Academic researchers at the University of Luxembourg and the University of London have discovered critical security flaws in popular security software programs. The detected flaws, according to the published research, may be exploited to disable the antivirus protection layers and take control of allow-listed apps in order to undertake malicious actions on behalf of the virus and circumvent anti-ransomware protection.
As per the details, revealed by the researchers, if the detected security weakness is exploited, it allows a malicious actor to access folders protected by the antivirus program and encrypt their data by disabling their real-time protection through a simulated mouse “click” (Ghost Control).
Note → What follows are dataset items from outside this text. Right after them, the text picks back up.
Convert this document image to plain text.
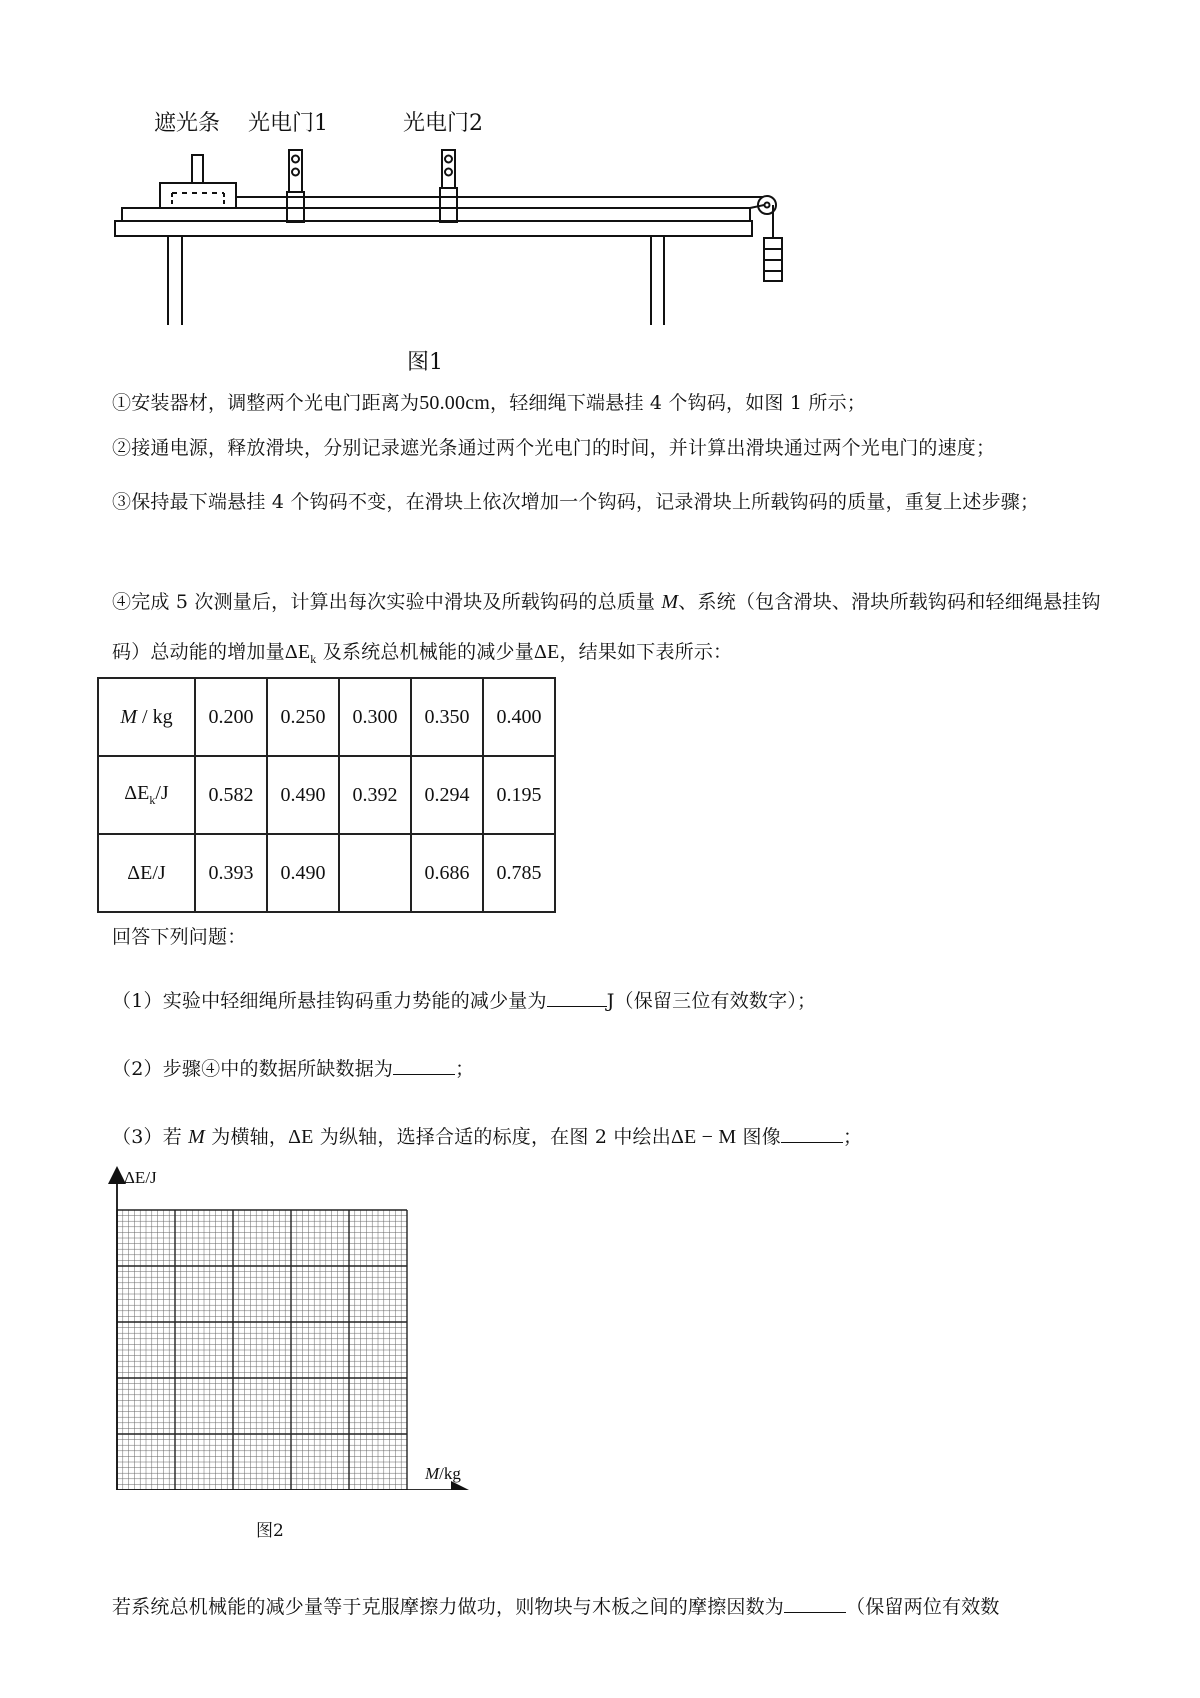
遮光条 光电门1	光电门2
图1
①安装器材，调整两个光电门距离为50.00cm，轻细绳下端悬挂 4 个钩码，如图 1 所示；
②接通电源，释放滑块，分别记录遮光条通过两个光电门的时间，并计算出滑块通过两个光电门的速度；
③保持最下端悬挂 4 个钩码不变，在滑块上依次增加一个钩码，记录滑块上所载钩码的质量，重复上述步骤；
④完成 5 次测量后，计算出每次实验中滑块及所载钩码的总质量 M、系统（包含滑块、滑块所载钩码和轻细绳悬挂钩码）总动能的增加量$\Delta E_k$ 及系统总机械能的减少量ΔE，结果如下表所示：
M / kg	0.200	0.250	0.300	0.350	0.400
$\Delta E_k/J$	0.582	0.490	0.392	0.294	0.195
ΔE/J	0.393	0.490		0.686	0.785
回答下列问题：
（1）实验中轻细绳所悬挂钩码重力势能的减少量为	J（保留三位有效数字）；
（2）步骤④中的数据所缺数据为	；
（3）若 M 为横轴，ΔE 为纵轴，选择合适的标度，在图 2 中绘出ΔE − M 图像	；
ΔE/J
M/kg
图2
若系统总机械能的减少量等于克服摩擦力做功，则物块与木板之间的摩擦因数为	（保留两位有效数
To put it another way, flaws in malware mitigation software could not only allow unauthorized code to disable their protection features but also, create flaws in antivirus vendors’ Protected Folders solutions and allow threats like ransomware to change the content of these folders by abusing apps with write access.
Protected Folders is a useful feature that many antivirus programs include. It enables users to define folders that need an extra degree of security against harmful applications, possibly barring any unauthorized access to them.
In their report, the researchers have demonstrated how malicious code might be used to manipulate a trusted program like Notepad in order to execute write operations and encrypt the victim’s data stored in protected folders. To do this, a ransomware infection scans the contents of the folders, encrypts them in memory, and copies them to the system clipboard, after which it runs Notepad and overwrites the contents of the protected folders with the clipboard data.
In another demonstration, the researchers have discovered that by utilizing Paint as a trusted program, the aforementioned attack sequence could be leveraged to permanently replace user files with randomly generated pictures.
The research points out to the fact that Ghost Control attacks like these might have major ramifications, since imitating normal user activities on an antivirus solution’s user interface might allow a threat actor to drop and execute any malicious application from a remote server under their control.